Inglesby, for his part, argues that industry self-regulation is not enough. He calls on lawmakers and political leaders to develop a policy approach to regulating AI biohazards. “The current situation is that the best companies are spending time and money doing this work, which is good for all of us, but other companies don’t have to do it,” he says. “It doesn’t make sense. It’s not good for the public to have no understanding of what’s going on.”
“When a new version of an LLM is about to be released,” he adds English:, “there should be a requirement to evaluate that model and make sure it doesn’t produce pandemic-level outcomes.”

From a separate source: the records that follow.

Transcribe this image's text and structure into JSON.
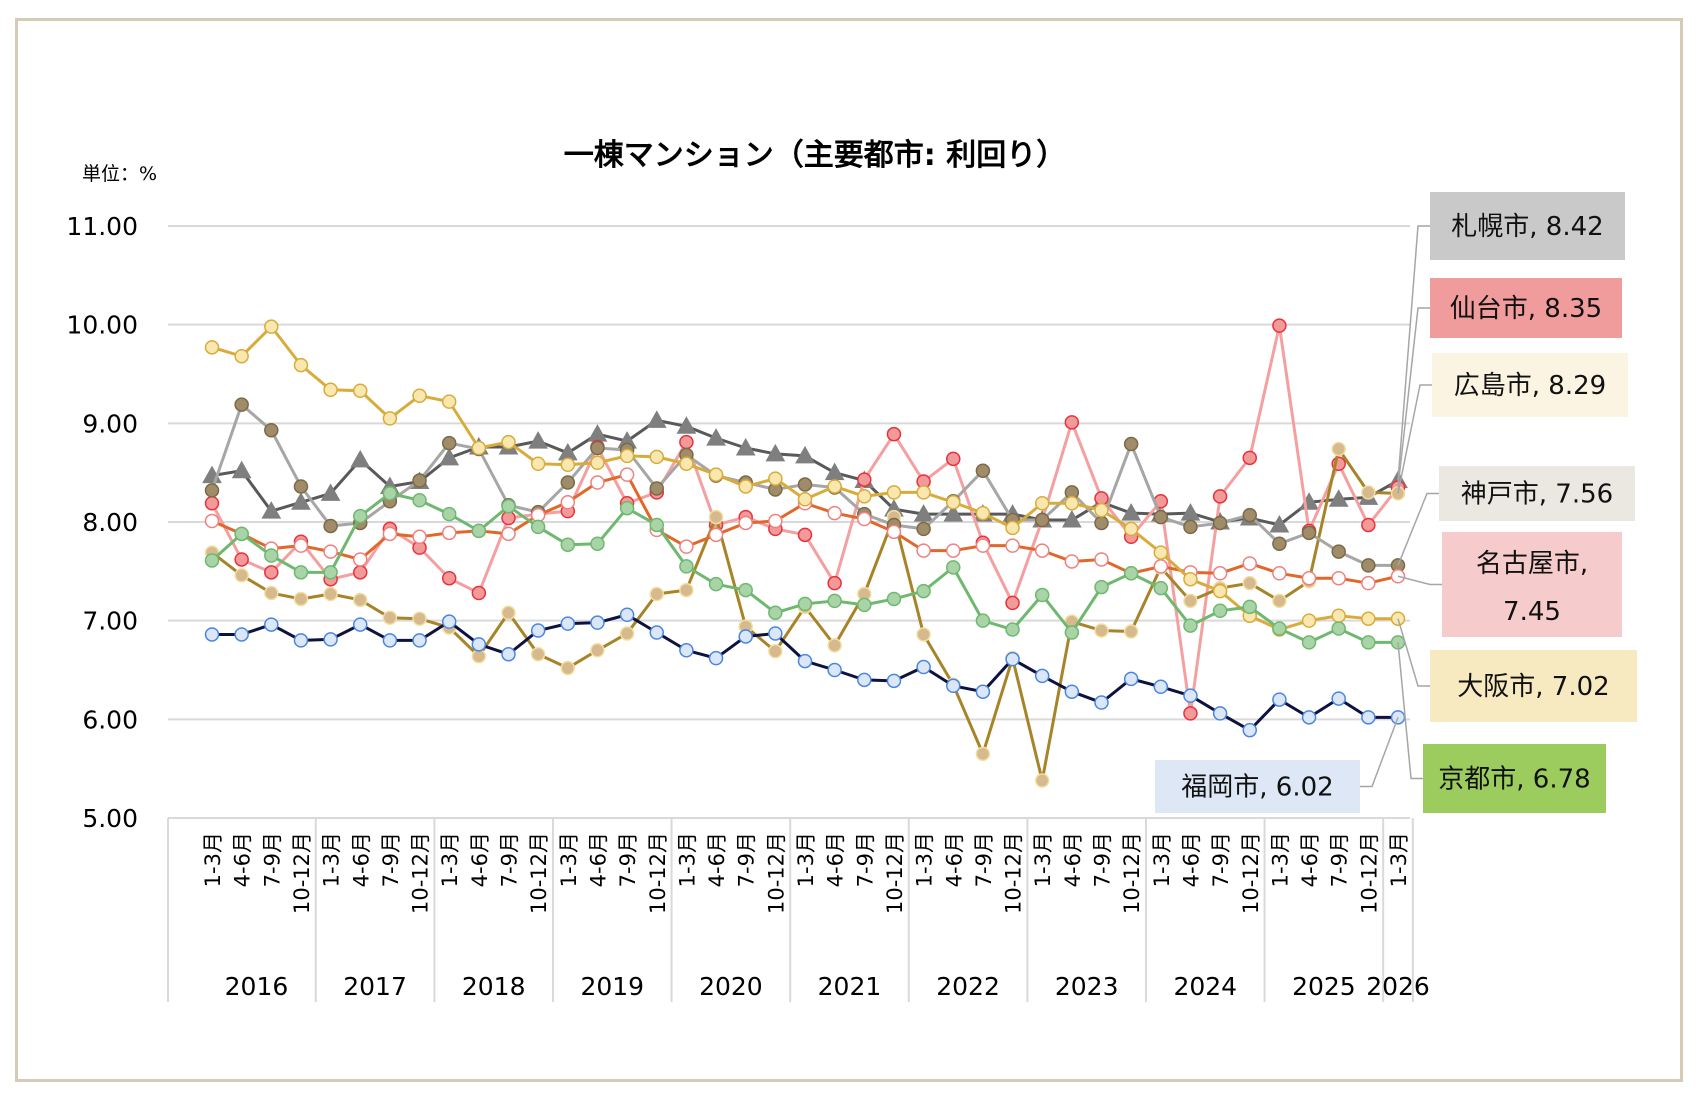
{
  "chart_data": {
    "type": "line",
    "title": "一棟マンション（主要都市: 利回り）",
    "unit_label": "単位：%",
    "xlabel": "",
    "ylabel": "",
    "ylim": [
      5.0,
      11.0
    ],
    "yticks": [
      "5.00",
      "6.00",
      "7.00",
      "8.00",
      "9.00",
      "10.00",
      "11.00"
    ],
    "grid": true,
    "legend": "data-labels-right",
    "quarters": [
      "1-3月",
      "4-6月",
      "7-9月",
      "10-12月"
    ],
    "years": [
      "2016",
      "2017",
      "2018",
      "2019",
      "2020",
      "2021",
      "2022",
      "2023",
      "2024",
      "2025",
      "2026"
    ],
    "x": [
      "2016 1-3月",
      "2016 4-6月",
      "2016 7-9月",
      "2016 10-12月",
      "2017 1-3月",
      "2017 4-6月",
      "2017 7-9月",
      "2017 10-12月",
      "2018 1-3月",
      "2018 4-6月",
      "2018 7-9月",
      "2018 10-12月",
      "2019 1-3月",
      "2019 4-6月",
      "2019 7-9月",
      "2019 10-12月",
      "2020 1-3月",
      "2020 4-6月",
      "2020 7-9月",
      "2020 10-12月",
      "2021 1-3月",
      "2021 4-6月",
      "2021 7-9月",
      "2021 10-12月",
      "2022 1-3月",
      "2022 4-6月",
      "2022 7-9月",
      "2022 10-12月",
      "2023 1-3月",
      "2023 4-6月",
      "2023 7-9月",
      "2023 10-12月",
      "2024 1-3月",
      "2024 4-6月",
      "2024 7-9月",
      "2024 10-12月",
      "2025 1-3月",
      "2025 4-6月",
      "2025 7-9月",
      "2025 10-12月",
      "2026 1-3月"
    ],
    "series": [
      {
        "name": "札幌市",
        "final_label": "札幌市, 8.42",
        "line": "#595959",
        "marker": "triangle",
        "fill": "#7f7f7f",
        "stroke": "#7f7f7f",
        "label_bg": "#c9c9c9",
        "values": [
          8.47,
          8.52,
          8.11,
          8.2,
          8.29,
          8.63,
          8.36,
          8.41,
          8.65,
          8.76,
          8.76,
          8.82,
          8.7,
          8.89,
          8.82,
          9.03,
          8.97,
          8.85,
          8.75,
          8.69,
          8.67,
          8.5,
          8.42,
          8.13,
          8.08,
          8.08,
          8.08,
          8.08,
          8.02,
          8.02,
          8.2,
          8.09,
          8.08,
          8.09,
          8.0,
          8.04,
          7.97,
          8.2,
          8.23,
          8.25,
          8.42
        ]
      },
      {
        "name": "仙台市",
        "final_label": "仙台市, 8.35",
        "line": "#f4a0a0",
        "marker": "circle",
        "fill": "#f29a9a",
        "stroke": "#e8313b",
        "label_bg": "#f19c9c",
        "values": [
          8.19,
          7.62,
          7.49,
          7.8,
          7.42,
          7.49,
          7.93,
          7.74,
          7.43,
          7.28,
          8.04,
          8.08,
          8.11,
          8.76,
          8.19,
          8.3,
          8.81,
          7.97,
          8.05,
          7.93,
          7.87,
          7.38,
          8.43,
          8.89,
          8.41,
          8.64,
          7.79,
          7.18,
          8.02,
          9.01,
          8.24,
          7.85,
          8.21,
          6.06,
          8.26,
          8.65,
          9.99,
          7.91,
          8.59,
          7.97,
          8.35
        ]
      },
      {
        "name": "広島市",
        "final_label": "広島市, 8.29",
        "line": "#a88429",
        "marker": "circle",
        "fill": "#d6b98c",
        "stroke": "#f2dfa0",
        "label_bg": "#fbf4e2",
        "values": [
          7.69,
          7.46,
          7.28,
          7.22,
          7.27,
          7.21,
          7.03,
          7.02,
          6.93,
          6.64,
          7.08,
          6.66,
          6.52,
          6.7,
          6.87,
          7.27,
          7.31,
          8.05,
          6.94,
          6.69,
          7.14,
          6.75,
          7.27,
          8.05,
          6.86,
          6.35,
          5.65,
          6.62,
          5.38,
          6.99,
          6.9,
          6.89,
          7.54,
          7.2,
          7.33,
          7.38,
          7.2,
          7.4,
          8.74,
          8.3,
          8.29
        ]
      },
      {
        "name": "神戸市",
        "final_label": "神戸市, 7.56",
        "line": "#a6a6a6",
        "marker": "circle",
        "fill": "#a08c68",
        "stroke": "#7a6a48",
        "label_bg": "#ebe7e1",
        "values": [
          8.32,
          9.19,
          8.93,
          8.36,
          7.96,
          7.99,
          8.21,
          8.42,
          8.8,
          8.74,
          8.17,
          8.1,
          8.4,
          8.75,
          8.73,
          8.34,
          8.68,
          8.47,
          8.4,
          8.33,
          8.38,
          8.35,
          8.08,
          7.97,
          7.93,
          8.21,
          8.52,
          8.02,
          8.02,
          8.3,
          7.99,
          8.79,
          8.05,
          7.95,
          7.99,
          8.07,
          7.78,
          7.89,
          7.7,
          7.56,
          7.56
        ]
      },
      {
        "name": "名古屋市",
        "final_label": "名古屋市, 7.45",
        "line": "#e0682a",
        "marker": "circle",
        "fill": "#ffffff",
        "stroke": "#f08080",
        "label_bg": "#f6cbcb",
        "values": [
          8.01,
          7.88,
          7.73,
          7.76,
          7.7,
          7.62,
          7.88,
          7.85,
          7.89,
          7.91,
          7.88,
          8.07,
          8.2,
          8.4,
          8.48,
          7.92,
          7.75,
          7.87,
          7.99,
          8.01,
          8.19,
          8.09,
          8.03,
          7.9,
          7.71,
          7.71,
          7.76,
          7.76,
          7.71,
          7.6,
          7.62,
          7.48,
          7.55,
          7.49,
          7.48,
          7.58,
          7.48,
          7.43,
          7.43,
          7.38,
          7.45
        ]
      },
      {
        "name": "大阪市",
        "final_label": "大阪市, 7.02",
        "line": "#d9ab3a",
        "marker": "circle",
        "fill": "#f8e8b0",
        "stroke": "#d9ab3a",
        "label_bg": "#f7e9c0",
        "values": [
          9.77,
          9.68,
          9.98,
          9.59,
          9.34,
          9.33,
          9.05,
          9.28,
          9.22,
          8.75,
          8.81,
          8.59,
          8.58,
          8.6,
          8.67,
          8.66,
          8.59,
          8.48,
          8.36,
          8.44,
          8.23,
          8.36,
          8.26,
          8.3,
          8.3,
          8.2,
          8.09,
          7.94,
          8.19,
          8.19,
          8.12,
          7.93,
          7.69,
          7.42,
          7.3,
          7.05,
          6.91,
          7.0,
          7.05,
          7.02,
          7.02
        ]
      },
      {
        "name": "京都市",
        "final_label": "京都市, 6.78",
        "line": "#6fb86f",
        "marker": "circle",
        "fill": "#a8d4a8",
        "stroke": "#6fb86f",
        "label_bg": "#9ccc5e",
        "values": [
          7.61,
          7.88,
          7.66,
          7.49,
          7.49,
          8.06,
          8.29,
          8.22,
          8.08,
          7.91,
          8.16,
          7.95,
          7.77,
          7.78,
          8.14,
          7.97,
          7.55,
          7.37,
          7.31,
          7.08,
          7.17,
          7.2,
          7.16,
          7.22,
          7.3,
          7.54,
          7.0,
          6.91,
          7.26,
          6.88,
          7.34,
          7.48,
          7.33,
          6.95,
          7.1,
          7.14,
          6.92,
          6.78,
          6.92,
          6.78,
          6.78
        ]
      },
      {
        "name": "福岡市",
        "final_label": "福岡市, 6.02",
        "line": "#0e1240",
        "marker": "circle",
        "fill": "#dbe7f7",
        "stroke": "#4a86e0",
        "label_bg": "#dde7f5",
        "values": [
          6.86,
          6.86,
          6.96,
          6.8,
          6.81,
          6.96,
          6.8,
          6.8,
          6.99,
          6.76,
          6.66,
          6.9,
          6.97,
          6.98,
          7.06,
          6.88,
          6.7,
          6.62,
          6.84,
          6.87,
          6.59,
          6.5,
          6.4,
          6.39,
          6.53,
          6.34,
          6.28,
          6.61,
          6.44,
          6.28,
          6.17,
          6.41,
          6.33,
          6.24,
          6.06,
          5.89,
          6.2,
          6.02,
          6.21,
          6.02,
          6.02
        ]
      }
    ]
  }
}
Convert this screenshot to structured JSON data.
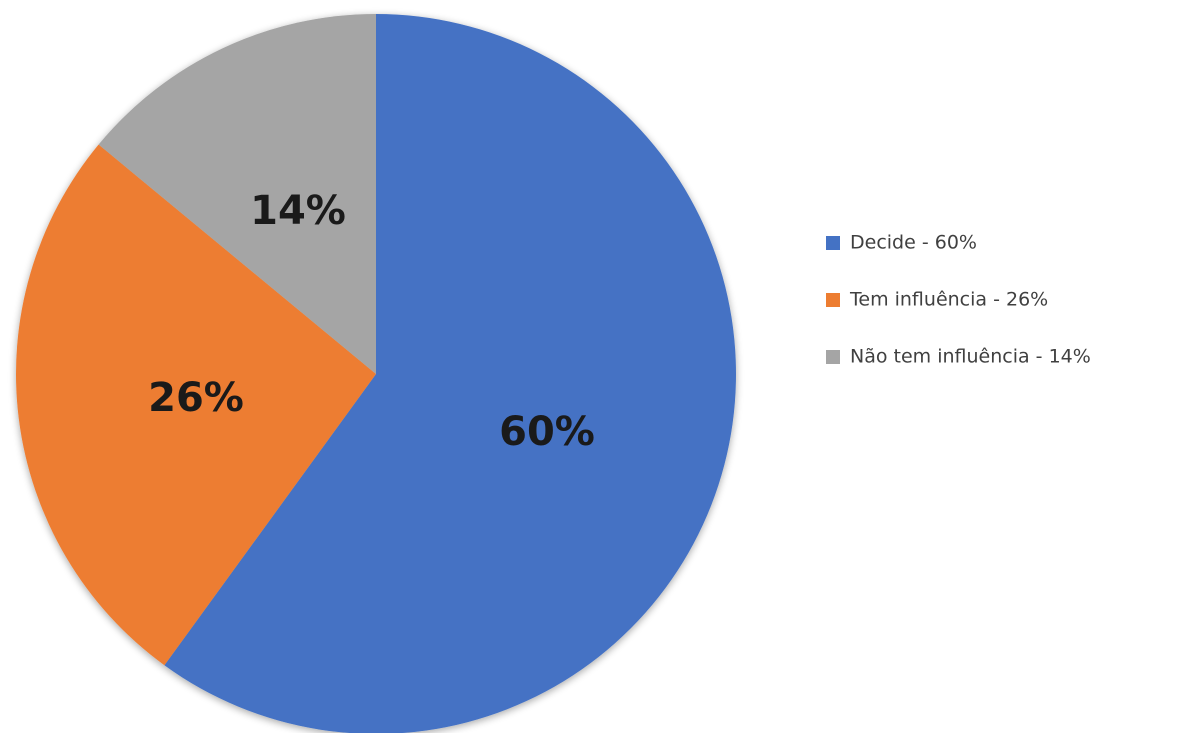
{
  "chart_data": {
    "type": "pie",
    "categories": [
      "Decide",
      "Tem influência",
      "Não tem influência"
    ],
    "values": [
      60,
      26,
      14
    ],
    "data_labels": [
      "60%",
      "26%",
      "14%"
    ],
    "colors": [
      "#4472C4",
      "#ED7D31",
      "#A5A5A5"
    ],
    "start_angle": "12 o'clock, clockwise",
    "legend": {
      "position": "right",
      "entries": [
        "Decide - 60%",
        "Tem influência - 26%",
        "Não tem influência - 14%"
      ]
    }
  }
}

We are witnessing the dawn of an era in which the democratization of advanced knowledge also brings with it unprecedented existential risks. The race for ever more powerful artificial intelligence is proceeding at such a pace that our governance structures and ethical reflections cannot keep up.
In an ideal world, these technologies would only bring benefits, but history teaches us that we can never be too careful.